The Hunger(17)
“I’m sorry,” he said. He felt as if she had been swept suddenly beyond a veil. “Leaving bad memories behind, then?”
“Something like that.” She was still speaking casually, but for a moment he saw beyond the carefully arranged look of unconcern, and knew she was truly unhappy. “That could probably be said of nearly everyone in the wagon train.”
“You’re right about that—still, I’m sorry,” he repeated. He had the wild and inappropriate desire to take her hand.
“It’s all right. I didn’t know him very well.” So if she was unhappy, it was for some other reason. Mary Graves brought a hand quickly to her mouth. “That sounds even worse, doesn’t it? I’m always saying the wrong thing.”
Stanton smiled. “That makes two of us. You’ll have to tell me the whole story now.”
She ducked her head to pass under the low branch of a small pine. “It’s not a very good story, I’m afraid. As a matter of fact, it’s terribly common. I’m sure you’ve heard it before: dutiful daughter agrees to an arranged marriage to a rich man to pay off her father’s debts.”
“Maybe you’re lucky things turned out the way they did, then,” Stanton said, and then, realizing how that sounded, hurried on, “I hope they picked a nice man for you to marry, at least.”
“He was sweet enough to me. Everyone says we would’ve had a good life together. Still, who knows?”
Her voice had a low, musical quality that made him wish she would never stop talking. “What happened?” he asked. When she hesitated, he added, “If you don’t want to tell me . . .”
“No, that’s all right.” She snapped a twig off the nearest branch and crushed the pine needles absently between her fingers, releasing the smell of resin. “Two weeks before the wedding, he went out deer hunting with his friends and was accidentally shot. The friends carried him back but there was nothing anyone could do for him. He died the next day.”
“That’s terrible.”
She turned. Stanton knew the expression on her face; it was guilt. “Do you know something even worse? The friend who was responsible, he was torn up with grief. Practically went insane with it. I was shocked, yes, but I barely cried. Do you want to know the God’s honest truth, Mr. Stanton? I was relieved. Relieved.” She mustered a tiny, bitter smile. “That makes me a perfect monster, don’t you think? I should have been upset—for my father, if not for poor Randolph or his family. Without the money that would have come from the marriage, my father was ruined. We had to sell everything. Father couldn’t stand the thought of starting over in the same place, proving himself to the same people all over again. I put the idea of moving to California in his head. So whatever happens to us, whatever waits for my family in California, riches or ruin, I’ll be responsible.”
“You, a monster? Nonsense. I think you’re a remarkably honest person,” he said, and she smiled again.
“Perhaps. Or maybe I feel the need to confess my sins to someone.” She turned and continued walking.
“Are you always so forthcoming with strangers?” Stanton asked, as he followed her. The camp was far behind them now, the voices and music faded away to almost nothing.

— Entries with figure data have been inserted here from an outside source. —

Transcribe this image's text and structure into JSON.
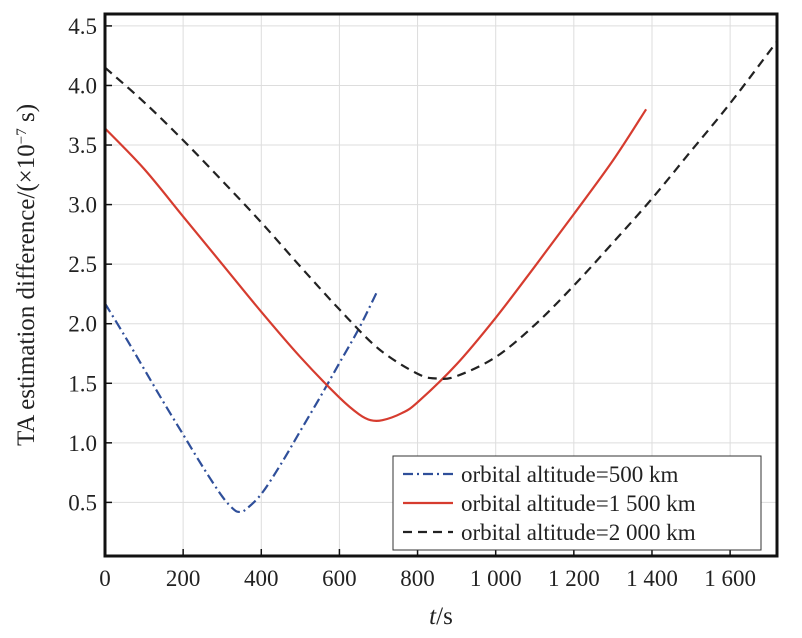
{
  "chart_data": {
    "type": "line",
    "xlabel_italic": "t",
    "xlabel_rest": "/s",
    "ylabel_main": "TA estimation difference/(×10",
    "ylabel_exp": "−7",
    "ylabel_tail": " s)",
    "xlim": [
      0,
      1720
    ],
    "ylim": [
      0.05,
      4.6
    ],
    "x_ticks": [
      0,
      200,
      400,
      600,
      800,
      1000,
      1200,
      1400,
      1600
    ],
    "x_tick_labels": [
      "0",
      "200",
      "400",
      "600",
      "800",
      "1 000",
      "1 200",
      "1 400",
      "1 600"
    ],
    "y_ticks": [
      0.5,
      1.0,
      1.5,
      2.0,
      2.5,
      3.0,
      3.5,
      4.0,
      4.5
    ],
    "y_tick_labels": [
      "0.5",
      "1.0",
      "1.5",
      "2.0",
      "2.5",
      "3.0",
      "3.5",
      "4.0",
      "4.5"
    ],
    "grid": true,
    "legend_position": "bottom-right",
    "series": [
      {
        "name": "orbital altitude=500 km",
        "color": "#2f4f9a",
        "dash": "dashdot",
        "x": [
          0,
          50,
          100,
          150,
          200,
          250,
          300,
          330,
          345,
          360,
          400,
          450,
          500,
          550,
          600,
          650,
          695
        ],
        "y": [
          2.17,
          1.9,
          1.62,
          1.34,
          1.07,
          0.8,
          0.55,
          0.44,
          0.42,
          0.44,
          0.57,
          0.82,
          1.1,
          1.38,
          1.67,
          1.96,
          2.26
        ]
      },
      {
        "name": "orbital altitude=1 500 km",
        "color": "#d63c2f",
        "dash": "solid",
        "x": [
          0,
          100,
          200,
          300,
          400,
          500,
          600,
          650,
          680,
          710,
          760,
          800,
          900,
          1000,
          1100,
          1200,
          1300,
          1385
        ],
        "y": [
          3.64,
          3.3,
          2.9,
          2.5,
          2.1,
          1.72,
          1.38,
          1.24,
          1.19,
          1.19,
          1.25,
          1.34,
          1.66,
          2.05,
          2.48,
          2.92,
          3.37,
          3.8
        ]
      },
      {
        "name": "orbital altitude=2 000 km",
        "color": "#222222",
        "dash": "dashed",
        "x": [
          0,
          100,
          200,
          300,
          400,
          500,
          600,
          700,
          800,
          850,
          900,
          1000,
          1100,
          1200,
          1300,
          1400,
          1500,
          1600,
          1720
        ],
        "y": [
          4.15,
          3.86,
          3.54,
          3.2,
          2.85,
          2.48,
          2.12,
          1.79,
          1.58,
          1.54,
          1.56,
          1.72,
          1.99,
          2.32,
          2.68,
          3.05,
          3.45,
          3.85,
          4.37
        ]
      }
    ]
  }
}
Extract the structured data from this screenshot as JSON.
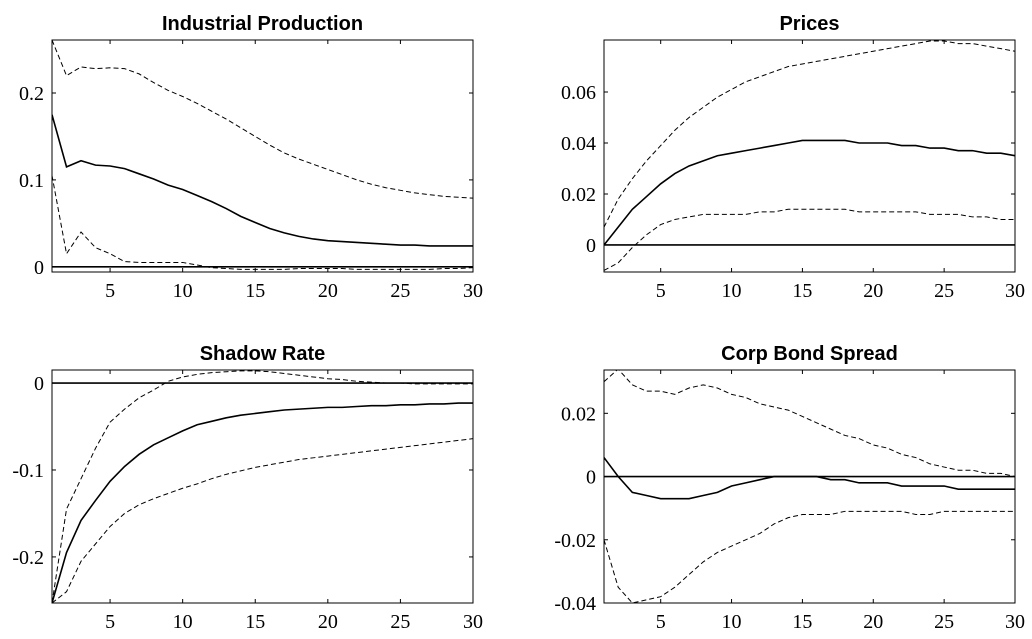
{
  "chart_data": [
    {
      "type": "line",
      "title": "Industrial Production",
      "x": [
        1,
        2,
        3,
        4,
        5,
        6,
        7,
        8,
        9,
        10,
        11,
        12,
        13,
        14,
        15,
        16,
        17,
        18,
        19,
        20,
        21,
        22,
        23,
        24,
        25,
        26,
        27,
        28,
        29,
        30
      ],
      "xlim": [
        1,
        30
      ],
      "xticks": [
        5,
        10,
        15,
        20,
        25,
        30
      ],
      "ylim": [
        -0.006,
        0.261
      ],
      "yticks": [
        0,
        0.1,
        0.2
      ],
      "reference_line": 0,
      "series": [
        {
          "color": "#000000",
          "dash": false,
          "values": [
            0.175,
            0.115,
            0.122,
            0.117,
            0.116,
            0.113,
            0.107,
            0.101,
            0.094,
            0.089,
            0.082,
            0.075,
            0.067,
            0.058,
            0.051,
            0.044,
            0.039,
            0.035,
            0.032,
            0.03,
            0.029,
            0.028,
            0.027,
            0.026,
            0.025,
            0.025,
            0.024,
            0.024,
            0.024,
            0.024
          ]
        },
        {
          "color": "#000000",
          "dash": true,
          "values": [
            0.261,
            0.22,
            0.23,
            0.228,
            0.229,
            0.228,
            0.222,
            0.212,
            0.203,
            0.196,
            0.188,
            0.179,
            0.17,
            0.16,
            0.15,
            0.14,
            0.131,
            0.124,
            0.118,
            0.112,
            0.106,
            0.1,
            0.095,
            0.091,
            0.088,
            0.085,
            0.083,
            0.081,
            0.08,
            0.079
          ]
        },
        {
          "color": "#000000",
          "dash": true,
          "values": [
            0.105,
            0.015,
            0.04,
            0.022,
            0.015,
            0.006,
            0.005,
            0.005,
            0.005,
            0.005,
            0.002,
            -0.001,
            -0.002,
            -0.003,
            -0.003,
            -0.003,
            -0.003,
            -0.002,
            -0.002,
            -0.002,
            -0.002,
            -0.003,
            -0.003,
            -0.003,
            -0.003,
            -0.003,
            -0.003,
            -0.002,
            -0.002,
            -0.001
          ]
        }
      ]
    },
    {
      "type": "line",
      "title": "Prices",
      "x": [
        1,
        2,
        3,
        4,
        5,
        6,
        7,
        8,
        9,
        10,
        11,
        12,
        13,
        14,
        15,
        16,
        17,
        18,
        19,
        20,
        21,
        22,
        23,
        24,
        25,
        26,
        27,
        28,
        29,
        30
      ],
      "xlim": [
        1,
        30
      ],
      "xticks": [
        5,
        10,
        15,
        20,
        25,
        30
      ],
      "ylim": [
        -0.0106,
        0.0804
      ],
      "yticks": [
        0,
        0.02,
        0.04,
        0.06
      ],
      "reference_line": 0,
      "series": [
        {
          "color": "#000000",
          "dash": false,
          "values": [
            0,
            0.007,
            0.014,
            0.019,
            0.024,
            0.028,
            0.031,
            0.033,
            0.035,
            0.036,
            0.037,
            0.038,
            0.039,
            0.04,
            0.041,
            0.041,
            0.041,
            0.041,
            0.04,
            0.04,
            0.04,
            0.039,
            0.039,
            0.038,
            0.038,
            0.037,
            0.037,
            0.036,
            0.036,
            0.035
          ]
        },
        {
          "color": "#000000",
          "dash": true,
          "values": [
            0.007,
            0.018,
            0.026,
            0.033,
            0.039,
            0.045,
            0.05,
            0.054,
            0.058,
            0.061,
            0.064,
            0.066,
            0.068,
            0.07,
            0.071,
            0.072,
            0.073,
            0.074,
            0.075,
            0.076,
            0.077,
            0.078,
            0.079,
            0.08,
            0.08,
            0.079,
            0.079,
            0.078,
            0.077,
            0.076
          ]
        },
        {
          "color": "#000000",
          "dash": true,
          "values": [
            -0.01,
            -0.007,
            -0.001,
            0.004,
            0.008,
            0.01,
            0.011,
            0.012,
            0.012,
            0.012,
            0.012,
            0.013,
            0.013,
            0.014,
            0.014,
            0.014,
            0.014,
            0.014,
            0.013,
            0.013,
            0.013,
            0.013,
            0.013,
            0.012,
            0.012,
            0.012,
            0.011,
            0.011,
            0.01,
            0.01
          ]
        }
      ]
    },
    {
      "type": "line",
      "title": "Shadow Rate",
      "x": [
        1,
        2,
        3,
        4,
        5,
        6,
        7,
        8,
        9,
        10,
        11,
        12,
        13,
        14,
        15,
        16,
        17,
        18,
        19,
        20,
        21,
        22,
        23,
        24,
        25,
        26,
        27,
        28,
        29,
        30
      ],
      "xlim": [
        1,
        30
      ],
      "xticks": [
        5,
        10,
        15,
        20,
        25,
        30
      ],
      "ylim": [
        -0.253,
        0.015
      ],
      "yticks": [
        -0.2,
        -0.1,
        0
      ],
      "reference_line": 0,
      "series": [
        {
          "color": "#000000",
          "dash": false,
          "values": [
            -0.253,
            -0.195,
            -0.158,
            -0.135,
            -0.113,
            -0.096,
            -0.082,
            -0.071,
            -0.063,
            -0.055,
            -0.048,
            -0.044,
            -0.04,
            -0.037,
            -0.035,
            -0.033,
            -0.031,
            -0.03,
            -0.029,
            -0.028,
            -0.028,
            -0.027,
            -0.026,
            -0.026,
            -0.025,
            -0.025,
            -0.024,
            -0.024,
            -0.023,
            -0.023
          ]
        },
        {
          "color": "#000000",
          "dash": true,
          "values": [
            -0.253,
            -0.145,
            -0.11,
            -0.075,
            -0.045,
            -0.03,
            -0.017,
            -0.008,
            0.002,
            0.007,
            0.01,
            0.012,
            0.013,
            0.014,
            0.014,
            0.013,
            0.011,
            0.009,
            0.007,
            0.005,
            0.004,
            0.002,
            0.001,
            0.0,
            0.0,
            -0.001,
            -0.001,
            -0.001,
            -0.001,
            -0.001
          ]
        },
        {
          "color": "#000000",
          "dash": true,
          "values": [
            -0.253,
            -0.24,
            -0.205,
            -0.185,
            -0.165,
            -0.15,
            -0.14,
            -0.133,
            -0.127,
            -0.121,
            -0.116,
            -0.11,
            -0.105,
            -0.101,
            -0.097,
            -0.094,
            -0.091,
            -0.088,
            -0.086,
            -0.084,
            -0.082,
            -0.08,
            -0.078,
            -0.076,
            -0.074,
            -0.072,
            -0.07,
            -0.068,
            -0.066,
            -0.064
          ]
        }
      ]
    },
    {
      "type": "line",
      "title": "Corp Bond Spread",
      "x": [
        1,
        2,
        3,
        4,
        5,
        6,
        7,
        8,
        9,
        10,
        11,
        12,
        13,
        14,
        15,
        16,
        17,
        18,
        19,
        20,
        21,
        22,
        23,
        24,
        25,
        26,
        27,
        28,
        29,
        30
      ],
      "xlim": [
        1,
        30
      ],
      "xticks": [
        5,
        10,
        15,
        20,
        25,
        30
      ],
      "ylim": [
        -0.04,
        0.0337
      ],
      "yticks": [
        -0.04,
        -0.02,
        0,
        0.02
      ],
      "reference_line": 0,
      "series": [
        {
          "color": "#000000",
          "dash": false,
          "values": [
            0.006,
            0.0,
            -0.005,
            -0.006,
            -0.007,
            -0.007,
            -0.007,
            -0.006,
            -0.005,
            -0.003,
            -0.002,
            -0.001,
            0.0,
            0.0,
            0.0,
            0.0,
            -0.001,
            -0.001,
            -0.002,
            -0.002,
            -0.002,
            -0.003,
            -0.003,
            -0.003,
            -0.003,
            -0.004,
            -0.004,
            -0.004,
            -0.004,
            -0.004
          ]
        },
        {
          "color": "#000000",
          "dash": true,
          "values": [
            0.03,
            0.034,
            0.029,
            0.027,
            0.027,
            0.026,
            0.028,
            0.029,
            0.028,
            0.026,
            0.025,
            0.023,
            0.022,
            0.021,
            0.019,
            0.017,
            0.015,
            0.013,
            0.012,
            0.01,
            0.009,
            0.007,
            0.006,
            0.004,
            0.003,
            0.002,
            0.002,
            0.001,
            0.001,
            0.0
          ]
        },
        {
          "color": "#000000",
          "dash": true,
          "values": [
            -0.02,
            -0.035,
            -0.04,
            -0.039,
            -0.038,
            -0.035,
            -0.031,
            -0.027,
            -0.024,
            -0.022,
            -0.02,
            -0.018,
            -0.015,
            -0.013,
            -0.012,
            -0.012,
            -0.012,
            -0.011,
            -0.011,
            -0.011,
            -0.011,
            -0.011,
            -0.012,
            -0.012,
            -0.011,
            -0.011,
            -0.011,
            -0.011,
            -0.011,
            -0.011
          ]
        }
      ]
    }
  ]
}
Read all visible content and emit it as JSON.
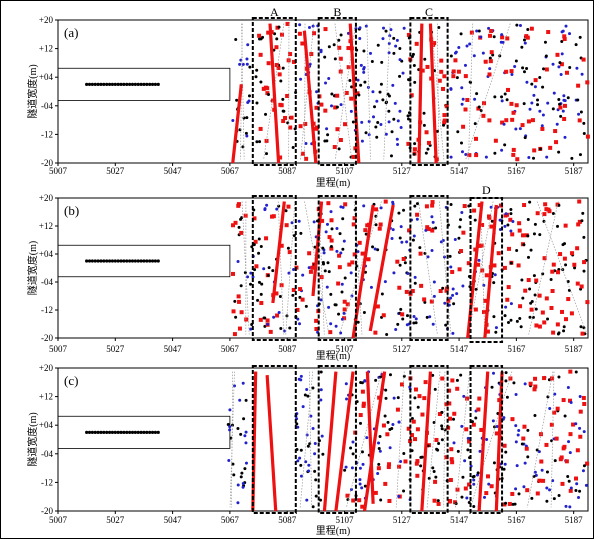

“I’m still in mourning. When you’re in mourning, people will let you say just about anything—haven’t you noticed?” She turned briefly, raising one eyebrow. Her profile was long and sharp, like something that might have been formed with a scalpel. “Now it’s your turn. There’s a reason you’re not married already, Mr. Stanton. Are you going to tell me why?”
He fell into step beside her. “Like you said, it’s a common tale. Barely merits repeating.”
“I told you my story. It only seems fair.”
He wasn’t sure he could manage as well as she had. “I’ve been in love once.”
“Were you engaged to be married?”
Even after all this time, thinking of Lydia still brought an ache to his chest, like the first deep breath of cold air. “Her father didn’t like me. Nor could he bear to lose her, as it so happened.”
She stared at him with those wide, gray eyes. Like the sky heavy with clouds, or the flint-gray of a Boston ocean. “Did he want her to end up an old maid?”
“I don’t know what he wanted for her,” Stanton said shortly, realizing too late that they were on dangerous ground, edging too close to the truth. “He never got the chance to find out, in any case. She died at nineteen, far too young.”
Mary drew in a breath. “I’m sorry.”
His conscience would let him go no further. He’d made a promise when he was young that he would never tell anyone Lydia’s secret. As pointless as the promise seemed from a distance of fifteen years—to a dead girl, no less—he couldn’t bring himself to break it. Besides, there were things he had done that he regretted, a long and twisted chain of deceit dragging behind him all these years, impossible to explain to anyone else without seeming like a monster. His heart seemed to be beating five times its normal rate. “It was terrible,” he said. “I’m afraid I still can’t talk about it.”
Mary looked troubled. “I didn’t mean to cause you pain,” she said. Her hand skimmed his arm, like the touch of a passing bird.